Concernant les conditions de travail et de sécurité de ses salariés, l’assad poursuit sa réflexion avec l’UTBM (Université de Technologie Belfort Montbéliard) dans le cadre d’un projet porté par UNA Franche-Comté et financé par l’ANACT (Agence Nationale pour l’Amélioration des Conditions de Travail).
Le travail engagé avec l’UTBM, plus précisément avec l’équipe ERCOS (ERgonomie et COnception des Systèmes), fait suite à un certain nombre de constats dans l’aide à domicile :
- une augmentation des situations d’inaptitudes au poste de travail sans possibilité de reclassement
- une augmentation des accidents du travail et des maladies professionnelles
- une prise en charge des personnes à domicile de plus en plus complexe, liée à l’aggravation des pathologies chez les usagers.
Deux groupes d’étudiants et leurs professeurs ont réalisé, en 2010, une étude ergonomique des situations de travail des aides à domicile avec pour objectif de mieux diagnostiquer les risques professionnels et de réfléchir à leur prévention. L’assad a été site pilote pour cette étude qui a également associé les membres du CHSCT de l’assad, le médecin du travail et le contrôleur sécurité de la CARSAT, invités à participer au comité de piotage.
Le rendu définitif de l’étude a été présenté lors de la dernière réunion du comité de pilotage de janvier 2011.
Au niveau opérationnel, l’étude a comporté différentes étapes dont :
- le recueil et l’analyse d’un certain nombre d’indicateurs (âge, ancienneté des salariés, absentéisme, accidents du travail…)
- l’accompagnement et l’observation d’aides à domicile pendant leurs interventions
- des entretiens, des questionnaires.
L’UTBM a mis à disposition des étudiants les moyens matériels tels que des ordinateurs équipés de divers logiciels spécifiques, des appareils de mesure.
Cette étude met en évidence :
- les difficultés rencontrées par les aides à domicile, difficultés liées pour partie à des contraintes physiques, organisationnelles et psychosociales
- la grande variabilité entre les situations rencontrées par les aides à domicile, cette variabilité étant liée aux personnes elles-mêmes, aux logements et aux taches à réaliser.
Au niveau de la charge physique, l’étude pointe des facteurs liés à des gestes et postures contraignants, à l’amplitude des mouvements, à la répétitivité des gestes, aux manutentions et ports de charge, aux manipulations et transferts de personnes. A cette liste, il faut ajouter des facteurs liés au domicile des personnes : matériel parfois inadapté et/ou défectueux, difficultés d’accès, présence d’escaliers et de dénivelés, absence d’aide médicalisée, aménagement général du domicile inapproprié. Ces différents facteurs entrainent des problèmes biomécaniques à l’origine de troubles musculo-squelettiques, notamment de douleurs au niveau du bas du dos ainsi qu’aux mains et aux poignets.

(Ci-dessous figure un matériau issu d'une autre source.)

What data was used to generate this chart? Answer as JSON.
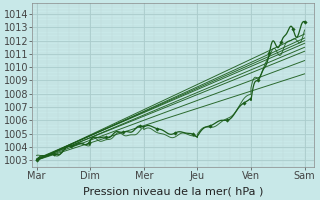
{
  "title": "",
  "xlabel": "Pression niveau de la mer( hPa )",
  "bg_color": "#c8e8e8",
  "grid_major_color": "#aacccc",
  "grid_minor_color": "#bcd8d8",
  "line_color": "#1a5c1a",
  "ylim": [
    1002.5,
    1014.8
  ],
  "yticks": [
    1003,
    1004,
    1005,
    1006,
    1007,
    1008,
    1009,
    1010,
    1011,
    1012,
    1013,
    1014
  ],
  "day_labels": [
    "Mar",
    "Dim",
    "Mer",
    "Jeu",
    "Ven",
    "Sam"
  ],
  "day_positions": [
    0,
    1,
    2,
    3,
    4,
    5
  ],
  "font_size": 7,
  "xlabel_fontsize": 8,
  "straight_starts": [
    1003.0,
    1003.0,
    1003.05,
    1003.1,
    1003.0,
    1003.05,
    1003.0,
    1003.0
  ],
  "straight_ends": [
    1012.5,
    1012.2,
    1012.0,
    1011.8,
    1011.5,
    1011.2,
    1010.5,
    1009.5
  ]
}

Au niveau de la charge mentale, l’étude met en évidence que le métier d’aide à domicile demande des aptitudes psychologiques, des attitudes décisionnelles et soumet les salariés à différentes contraintes, en particulier une forte contrainte « temps », comme par exemple la crainte d’arriver en retard chez les personnes.
Ces différents facteurs entrainent du stress chez certaines salariées.
L’étude a également répertorié les facteurs risques liés à l’environnement - les risques routiers, de chute, électriques, chimiques, biologiques, animaliers… - et les facteurs organisationnels.
Elle permet aussi de mieux identifier et quantifier en termes de temps la part des différentes tâches de l’activité des aides à domicile. Ainsi, les tâches ménagères représentent 48% du temps de travail, la préparation des repas 15%, les temps d’échanges avec les personnes 20% et les temps de déplacement environ 6%.
A partir de cet important travail d’observation et d’analyse, l’UTBM a élaboré des préconisations, des recommandations, des propositions qui ont trait à la formation, à l’organisation, à la communication, à la sensibilisation de l’ensemble des personnes concernées y compris les bénéficiaires ou les prescripteurs. Ces pistes de travail concernent aussi l’aménagement de l’appartement pédagogique de l’assad afin qu’il soit le plus adapté possible en termes de mise en situation par rapport aux configurations rencontrées par les aides à domicile chez les personnes.
Ces propositions sont à l’étude, leur réalisation dépendra aussi du coût financier (et donc des financements possibles) et de leur faisabilité. D’ores et déjà, certaines ont été prises en compte, par exemple « assad infos », le bulletin d’information mensuel destiné aux salariés est consacré ce mois à la prévention des risques professionnels.
Quoi qu’il en soit cette étude riche en enseignements orientera la politique de prévention des risques professionnels à l’assad.